When I introduce myself as a data scientist, I often get questions like “What’s the difference between that and machine learning?” or “Does that mean you work on artificial intelligence?” I’ve responded enough times that my answer easily qualifies for my “rule of three”:
When you’ve written the same code 3 times, write a function
When you’ve given the same in-person advice 3 times, write a blog post
— David Robinson (@drob) November 9, 2017
The fields do have a great deal of overlap, and there’s enough hype around each of them that the choice can feel like a matter of marketing. But they’re not interchangeable: most professionals in these fields have an intuitive understanding of how particular work could be classified as data science, machine learning, or artificial intelligence, even if it’s difficult to put into words.

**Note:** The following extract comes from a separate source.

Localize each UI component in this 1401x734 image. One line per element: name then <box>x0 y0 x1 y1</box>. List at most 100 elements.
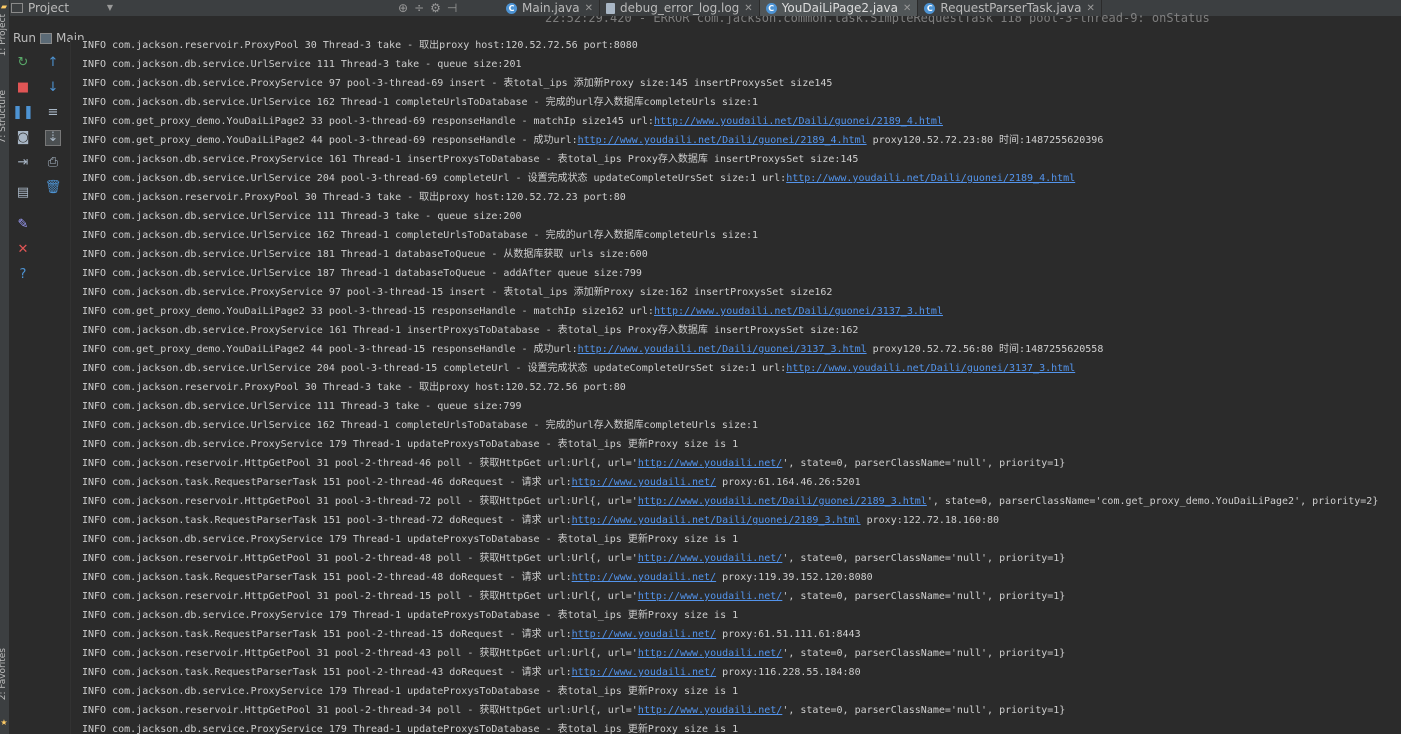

So in this post, I’m proposing an oversimplified definition of the difference between the three fields:
- Data science produces insights
- Machine learning produces predictions
- Artificial intelligence produces actions
To be clear, this isn’t a sufficient qualification: not everything that fits each definition is a part of that field. (A fortune teller makes predictions, but we’d never say that they’re doing machine learning!) These also aren’t a good way of determining someone’s role or job title (“Am I a data scientist?”), which is a matter of focus and experience. (This is true of any job description: I write as part of my job but I’m not a professional writer).
But I think this definition is a useful way to distinguish the three types of work, and to avoid sounding silly when you’re talking about it. It’s worth noting that I’m taking a descriptivist rather than a prescriptivist approach: I’m not interested in what these terms “should mean”, but rather how people in the field typically use them.

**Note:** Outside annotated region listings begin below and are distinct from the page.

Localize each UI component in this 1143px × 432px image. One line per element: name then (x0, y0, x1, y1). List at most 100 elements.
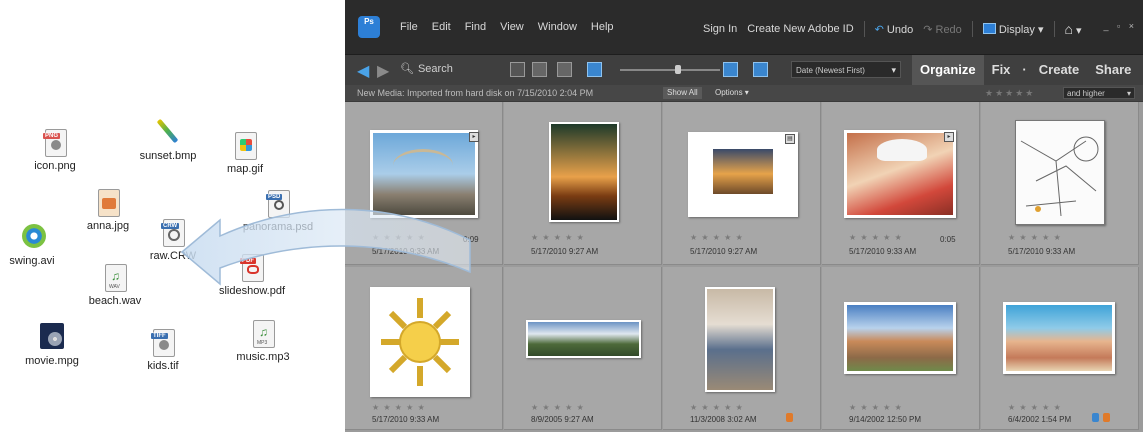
media-thumbnail[interactable]: ★ ★ ★ ★ ★ 9/14/2002 12:50 PM (822, 267, 980, 430)
crw-file-icon: CRW (160, 217, 186, 247)
media-thumbnail[interactable]: ▤ ★ ★ ★ ★ ★ 5/17/2010 9:27 AM (663, 102, 821, 265)
menu-file[interactable]: File (400, 21, 418, 33)
display-menu[interactable]: Display ▾ (982, 22, 1044, 36)
menu-help[interactable]: Help (591, 21, 614, 33)
star-rating[interactable]: ★ ★ ★ ★ ★ (690, 233, 744, 242)
star-rating[interactable]: ★ ★ ★ ★ ★ (372, 233, 426, 242)
search-dropdown-button[interactable] (510, 62, 525, 77)
show-all-button[interactable]: Show All (663, 87, 702, 99)
menu-view[interactable]: View (500, 21, 524, 33)
create-id-link[interactable]: Create New Adobe ID (747, 23, 853, 35)
media-date: 6/4/2002 1:54 PM (1008, 415, 1072, 424)
page-icon[interactable] (557, 62, 572, 77)
file-icon-pdf[interactable]: PDF slideshow.pdf (212, 252, 292, 297)
star-rating[interactable]: ★ ★ ★ ★ ★ (531, 233, 585, 242)
file-icon-avi[interactable]: swing.avi (0, 222, 72, 267)
file-icon-tif[interactable]: TIFF kids.tif (123, 327, 203, 372)
map-lines-graphic (1020, 136, 1099, 217)
media-date: 5/17/2010 9:33 AM (1008, 247, 1076, 256)
sun-graphic (381, 298, 459, 386)
zoom-slider[interactable] (620, 69, 720, 71)
file-icon-crw[interactable]: CRW raw.CRW (133, 217, 213, 262)
media-thumbnail[interactable]: ★ ★ ★ ★ ★ 11/3/2008 3:02 AM (663, 267, 821, 430)
file-icon-mp3[interactable]: ♫ MP3 music.mp3 (223, 318, 303, 363)
window-controls[interactable]: _ ▫ × (1104, 21, 1137, 31)
tif-file-icon: TIFF (150, 327, 176, 357)
search-input[interactable]: 🔍︎ Search (400, 62, 500, 76)
mode-tabs: Organize Fix · Create Share (912, 55, 1139, 85)
star-rating[interactable]: ★ ★ ★ ★ ★ (1008, 403, 1062, 412)
star-rating[interactable]: ★ ★ ★ ★ ★ (849, 233, 903, 242)
tab-share[interactable]: Share (1087, 55, 1139, 85)
home-button[interactable]: ⌂ ▾ (1065, 21, 1082, 37)
file-label: music.mp3 (236, 351, 290, 363)
photo-sunset-framed (688, 132, 798, 217)
full-screen-icon[interactable] (753, 62, 768, 77)
undo-button[interactable]: ↶ Undo (875, 23, 914, 36)
file-icon-png[interactable]: PNG icon.png (15, 127, 95, 172)
tab-separator: · (1022, 62, 1027, 77)
file-icon-gif[interactable]: map.gif (205, 130, 285, 175)
single-view-icon[interactable] (723, 62, 738, 77)
file-icon-bmp[interactable]: sunset.bmp (128, 117, 208, 162)
tab-organize[interactable]: Organize (912, 55, 984, 85)
sign-in-link[interactable]: Sign In (703, 23, 737, 35)
sort-order-select[interactable]: Date (Newest First) (791, 61, 901, 79)
menu-edit[interactable]: Edit (432, 21, 451, 33)
file-icon-psd[interactable]: PSD panorama.psd (238, 188, 318, 233)
media-grid: ▸ ★ ★ ★ ★ ★ 0:09 5/17/2010 9:33 AM ★ ★ ★… (345, 102, 1143, 432)
media-date: 9/14/2002 12:50 PM (849, 415, 922, 424)
photo-carousel (370, 130, 478, 218)
file-icon-wav[interactable]: ♫ WAV beach.wav (75, 262, 155, 307)
media-date: 5/17/2010 9:27 AM (531, 247, 599, 256)
image-file-icon: PNG (42, 127, 68, 157)
options-menu[interactable]: Options ▾ (715, 85, 749, 101)
media-thumbnail[interactable]: ★ ★ ★ ★ ★ 8/9/2005 9:27 AM (504, 267, 662, 430)
media-thumbnail[interactable]: ★ ★ ★ ★ ★ 6/4/2002 1:54 PM (981, 267, 1139, 430)
grid-view-icon[interactable] (587, 62, 602, 77)
photo-panorama (526, 320, 641, 358)
jpg-file-icon (95, 187, 121, 217)
media-thumbnail[interactable]: ▸ ★ ★ ★ ★ ★ 0:09 5/17/2010 9:33 AM (345, 102, 503, 265)
home-icon: ⌂ (1064, 21, 1073, 37)
file-label: raw.CRW (149, 250, 197, 262)
undo-label: Undo (886, 23, 914, 36)
file-label: movie.mpg (25, 355, 79, 367)
video-icon: ▸ (944, 132, 954, 142)
menu-window[interactable]: Window (538, 21, 577, 33)
star-rating[interactable]: ★ ★ ★ ★ ★ (372, 403, 426, 412)
tab-fix[interactable]: Fix (984, 55, 1019, 85)
duration-badge: 0:05 (940, 235, 956, 244)
redo-button[interactable]: ↷ Redo (923, 23, 962, 36)
divider (971, 21, 973, 37)
stack-icon[interactable] (532, 62, 547, 77)
back-arrow-icon[interactable]: ◀ (357, 61, 369, 81)
forward-arrow-icon[interactable]: ▶ (377, 61, 389, 81)
zoom-slider-handle[interactable] (675, 65, 681, 74)
file-label: beach.wav (88, 295, 142, 307)
file-icon-mpg[interactable]: movie.mpg (12, 322, 92, 367)
menu-find[interactable]: Find (465, 21, 486, 33)
rating-filter-select[interactable]: and higher ▾ (1063, 87, 1135, 99)
paint-brush-icon (155, 117, 181, 147)
media-thumbnail[interactable]: ★ ★ ★ ★ ★ 5/17/2010 9:33 AM (981, 102, 1139, 265)
media-thumbnail[interactable]: ▸ ★ ★ ★ ★ ★ 0:05 5/17/2010 9:33 AM (822, 102, 980, 265)
star-rating[interactable]: ★ ★ ★ ★ ★ (531, 403, 585, 412)
audio-file-icon: ♫ MP3 (250, 318, 276, 348)
media-thumbnail[interactable]: ★ ★ ★ ★ ★ 5/17/2010 9:33 AM (345, 267, 503, 430)
star-rating[interactable]: ★ ★ ★ ★ ★ (1008, 233, 1062, 242)
photo-kids (1003, 302, 1115, 374)
rating-filter-stars[interactable]: ★★★★★ (985, 85, 1035, 101)
divider (863, 21, 865, 37)
psd-file-icon: PSD (265, 188, 291, 218)
star-rating[interactable]: ★ ★ ★ ★ ★ (849, 403, 903, 412)
photo-ruins (844, 302, 956, 374)
tab-create[interactable]: Create (1031, 55, 1087, 85)
undo-icon: ↶ (874, 23, 884, 36)
media-thumbnail[interactable]: ★ ★ ★ ★ ★ 5/17/2010 9:27 AM (504, 102, 662, 265)
star-rating[interactable]: ★ ★ ★ ★ ★ (690, 403, 744, 412)
photo-woman (705, 287, 775, 392)
movie-file-icon (39, 322, 65, 352)
media-date: 5/17/2010 9:33 AM (849, 247, 917, 256)
audio-caption-icon (1103, 413, 1110, 422)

Data science produces insights
Data science is distinguished from the other two fields because its goal is an especially human one: to gain insight and understanding. Jeff Leek has an excellent definition of the types of insights that data science can achieve, including descriptive (“the average client has a 70% chance of renewing”) exploratory (“different salespeople have different rates of renewal”) and causal (“a randomized experiment shows that customers assigned to Alice are more likely to renew than those assigned to Bob”).
Again, not everything that produces insights qualifies as data science (the classic definition of data science is that it involves a combination of statistics, software engineering, and domain expertise). But we can use this definition to distinguish it from ML and AI. The main distinction is that in data science there’s always a human in the loop: someone is understanding the insight, seeing the figure, or benefitting from the conclusion. It would make no sense to say “Our chess-playing algorithm uses data science to choose its next move,” or “Google Maps uses data science to recommend driving directions”.
This definition of data science thus emphasizes:
- Statistical inference
- Data visualization
- Experiment design
- Domain knowledge
Data scientists might use simple tools: they could report percentages and make line graphs based on SQL queries. They could also use very complex methods: they might work with distributed data stores to analyze trillions of records, develop cutting-edge statistical techniques, and build interactive visualizations. Whatever they use, the goal is to gain a better understanding of their data.